Attac ruft zu Demonstrationen gegen die Agenda 2010 der Bundesregierung auf

1. Mai

Das globalisierungskritische Netzwerk Attac ruft zur massenhaften Beteiligung an den diesjährigen Demonstrationen am 1. Mai auf. "Die Bundesregierung bläst zu einem beispiellosen Angriff auf den Sozialstaat", sagte Peter Wahl vom bundesweiten Attac-Koordinierungskreis zur Begründung. Die Verwirklichung der so genannten "Agenda 2010" wäre nach Ansicht von Attac eine neue Qualität bei der Demontage sozialer Errungenschaften. Die Bundesregierung betreibe in einem Maße den Systemwechsel, wie sich das keine ihrer Vorgängerinnen getraut habe, sagte Wahl. "Die Vorschläge der Hartz- und der Rürup-Kommissionen, Kürzungen bei Arbeitslosengeld, Arbeitslosenhilfe, Sozialhilfe und Krankengeld sind keine Modernisierung, sondern der Rückfall in den Manchesterkapitalismus. Das sind keine Reformen, das ist Klassenkampf von oben."
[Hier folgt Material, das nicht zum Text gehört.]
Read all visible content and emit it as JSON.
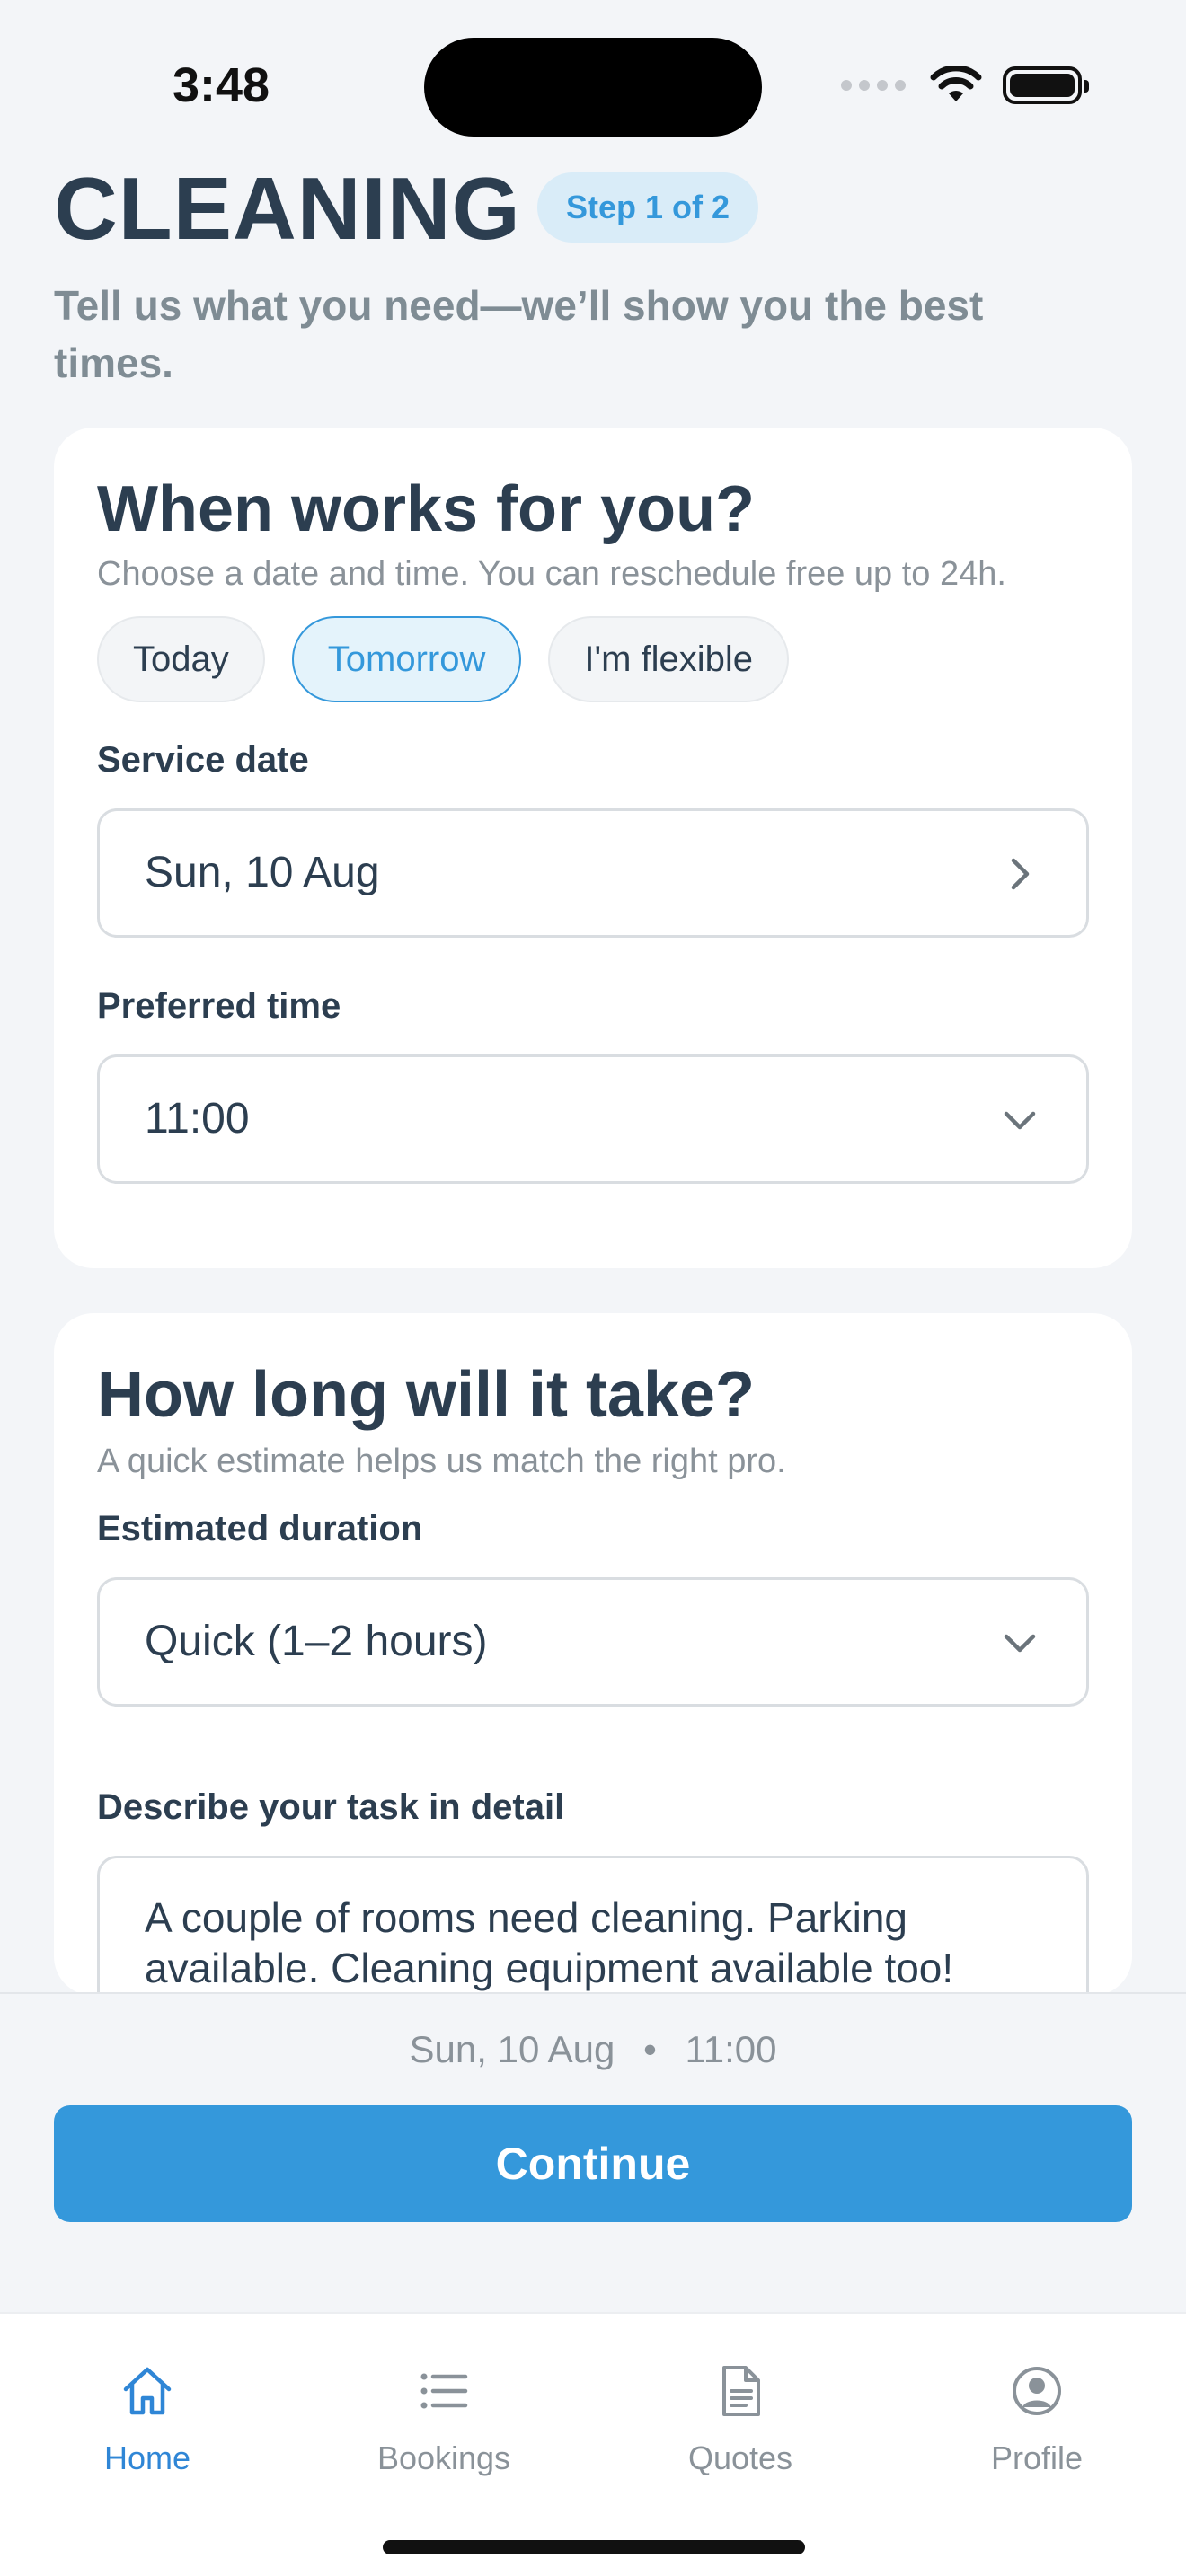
{
  "status_bar": {
    "time": "3:48"
  },
  "header": {
    "title": "CLEANING",
    "step_badge": "Step 1 of 2",
    "subtitle": "Tell us what you need—we’ll show you the best times."
  },
  "schedule_card": {
    "title": "When works for you?",
    "subtitle": "Choose a date and time. You can reschedule free up to 24h.",
    "chips": [
      {
        "label": "Today",
        "selected": false
      },
      {
        "label": "Tomorrow",
        "selected": true
      },
      {
        "label": "I'm flexible",
        "selected": false
      }
    ],
    "date_label": "Service date",
    "date_value": "Sun, 10 Aug",
    "time_label": "Preferred time",
    "time_value": "11:00"
  },
  "duration_card": {
    "title": "How long will it take?",
    "subtitle": "A quick estimate helps us match the right pro.",
    "duration_label": "Estimated duration",
    "duration_value": "Quick (1–2 hours)",
    "task_label": "Describe your task in detail",
    "task_value": "A couple of rooms need cleaning. Parking available. Cleaning equipment available too!"
  },
  "footer": {
    "summary_date": "Sun, 10 Aug",
    "summary_separator": "•",
    "summary_time": "11:00",
    "continue_label": "Continue"
  },
  "tabbar": {
    "tabs": [
      {
        "label": "Home",
        "icon": "home-icon",
        "active": true
      },
      {
        "label": "Bookings",
        "icon": "list-icon",
        "active": false
      },
      {
        "label": "Quotes",
        "icon": "document-icon",
        "active": false
      },
      {
        "label": "Profile",
        "icon": "profile-icon",
        "active": false
      }
    ]
  },
  "colors": {
    "accent": "#3498db",
    "active_tab": "#2f86d6",
    "heading": "#2c3e50",
    "muted": "#8a9299",
    "background": "#f3f5f8"
  }
}
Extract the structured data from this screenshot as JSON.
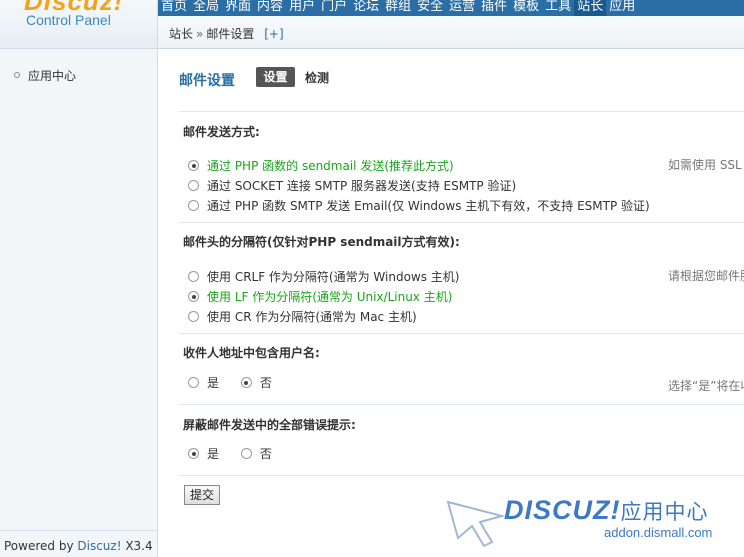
{
  "logo": {
    "brand": "Discuz!",
    "subtitle": "Control Panel"
  },
  "topnav": {
    "items": [
      "首页",
      "全局",
      "界面",
      "内容",
      "用户",
      "门户",
      "论坛",
      "群组",
      "安全",
      "运营",
      "插件",
      "模板",
      "工具",
      "站长",
      "应用"
    ],
    "active_index": 13
  },
  "breadcrumb": {
    "parent": "站长",
    "separator": "»",
    "current": "邮件设置",
    "add_label": "[+]"
  },
  "sidebar": {
    "items": [
      {
        "label": "应用中心"
      }
    ],
    "footer_prefix": "Powered by ",
    "footer_brand": "Discuz!",
    "footer_version": " X3.4"
  },
  "main": {
    "title": "邮件设置",
    "tabs": [
      {
        "label": "设置",
        "active": true
      },
      {
        "label": "检测",
        "active": false
      }
    ],
    "sections": [
      {
        "title": "邮件发送方式:",
        "options": [
          {
            "label": "通过 PHP 函数的 sendmail 发送(推荐此方式)",
            "checked": true
          },
          {
            "label": "通过 SOCKET 连接 SMTP 服务器发送(支持 ESMTP 验证)",
            "checked": false
          },
          {
            "label": "通过 PHP 函数 SMTP 发送 Email(仅 Windows 主机下有效，不支持 ESMTP 验证)",
            "checked": false
          }
        ],
        "hint": "如需使用 SSL"
      },
      {
        "title": "邮件头的分隔符(仅针对PHP sendmail方式有效):",
        "options": [
          {
            "label": "使用 CRLF 作为分隔符(通常为 Windows 主机)",
            "checked": false
          },
          {
            "label": "使用 LF 作为分隔符(通常为 Unix/Linux 主机)",
            "checked": true
          },
          {
            "label": "使用 CR 作为分隔符(通常为 Mac 主机)",
            "checked": false
          }
        ],
        "hint": "请根据您邮件服"
      },
      {
        "title": "收件人地址中包含用户名:",
        "options": [
          {
            "label": "是",
            "checked": false
          },
          {
            "label": "否",
            "checked": true
          }
        ],
        "hint": "选择“是”将在收"
      },
      {
        "title": "屏蔽邮件发送中的全部错误提示:",
        "options": [
          {
            "label": "是",
            "checked": true
          },
          {
            "label": "否",
            "checked": false
          }
        ],
        "hint": ""
      }
    ],
    "submit_label": "提交"
  },
  "watermark": {
    "brand": "DISCUZ!",
    "brand_cn": "应用中心",
    "url": "addon.dismall.com"
  },
  "colors": {
    "accent": "#2b6ea6",
    "checked_text": "#1aa51a",
    "logo_orange": "#f4a11b"
  }
}
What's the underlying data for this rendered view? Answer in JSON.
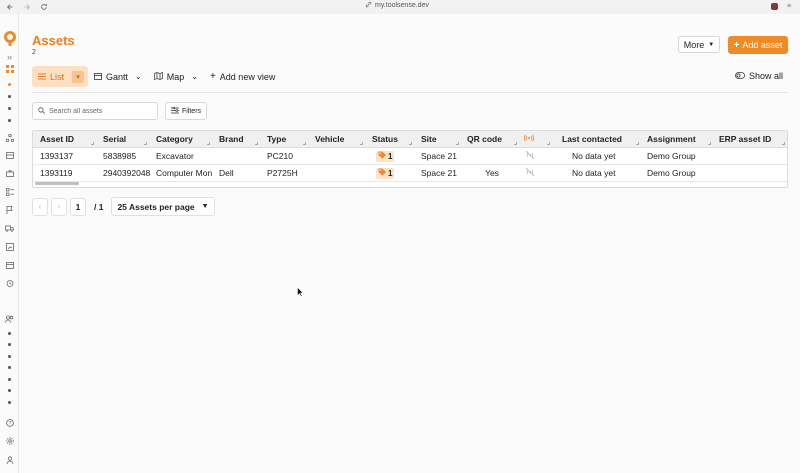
{
  "browser": {
    "url": "my.toolsense.dev"
  },
  "page": {
    "title": "Assets",
    "count": "2"
  },
  "header": {
    "more_label": "More",
    "add_label": "Add asset"
  },
  "views": {
    "list": "List",
    "gantt": "Gantt",
    "map": "Map",
    "add_view": "Add new view",
    "show_all": "Show all"
  },
  "toolbar": {
    "search_placeholder": "Search all assets",
    "filters_label": "Filters"
  },
  "table": {
    "columns": [
      "Asset ID",
      "Serial",
      "Category",
      "Brand",
      "Type",
      "Vehicle",
      "Status",
      "Site",
      "QR code",
      "",
      "Last contacted",
      "Assignment",
      "ERP asset ID"
    ],
    "rows": [
      {
        "asset_id": "1393137",
        "serial": "5838985",
        "category": "Excavator",
        "brand": "",
        "type": "PC210",
        "vehicle": "",
        "status_count": "1",
        "site": "Space 21",
        "qr_code": "",
        "last_contacted": "No data yet",
        "assignment": "Demo Group",
        "erp_asset_id": ""
      },
      {
        "asset_id": "1393119",
        "serial": "2940392048",
        "category": "Computer Mon",
        "brand": "Dell",
        "type": "P2725H",
        "vehicle": "",
        "status_count": "1",
        "site": "Space 21",
        "qr_code": "Yes",
        "last_contacted": "No data yet",
        "assignment": "Demo Group",
        "erp_asset_id": ""
      }
    ]
  },
  "pagination": {
    "current_page": "1",
    "total": "/ 1",
    "per_page": "25 Assets per page"
  },
  "colors": {
    "accent": "#f08a24",
    "title": "#f07d16",
    "status_bg": "#fbe3c8"
  },
  "icons": [
    "back-icon",
    "forward-icon",
    "reload-icon",
    "link-icon",
    "logo-icon",
    "list-icon",
    "calendar-icon",
    "map-icon",
    "plus-icon",
    "eye-icon",
    "search-icon",
    "filter-icon",
    "signal-icon",
    "tag-icon",
    "chevron-left-icon",
    "chevron-right-icon",
    "caret-down-icon"
  ]
}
Kritik übt Attac auch an der beispiellosen Kampagne gegen die Gewerkschaften, die mit dem Angriff auf die Sozialsysteme einhergeht. Peter Wahl: "Eine Schwächung der Gewerkschaften ist eine Schwächung der Demokratie. Sie trifft nicht nur die Gewerkschaften, sondern alle Kräfte, die sich für eine gerechte und solidarische Organisation unserer Gesellschaft einsetzen."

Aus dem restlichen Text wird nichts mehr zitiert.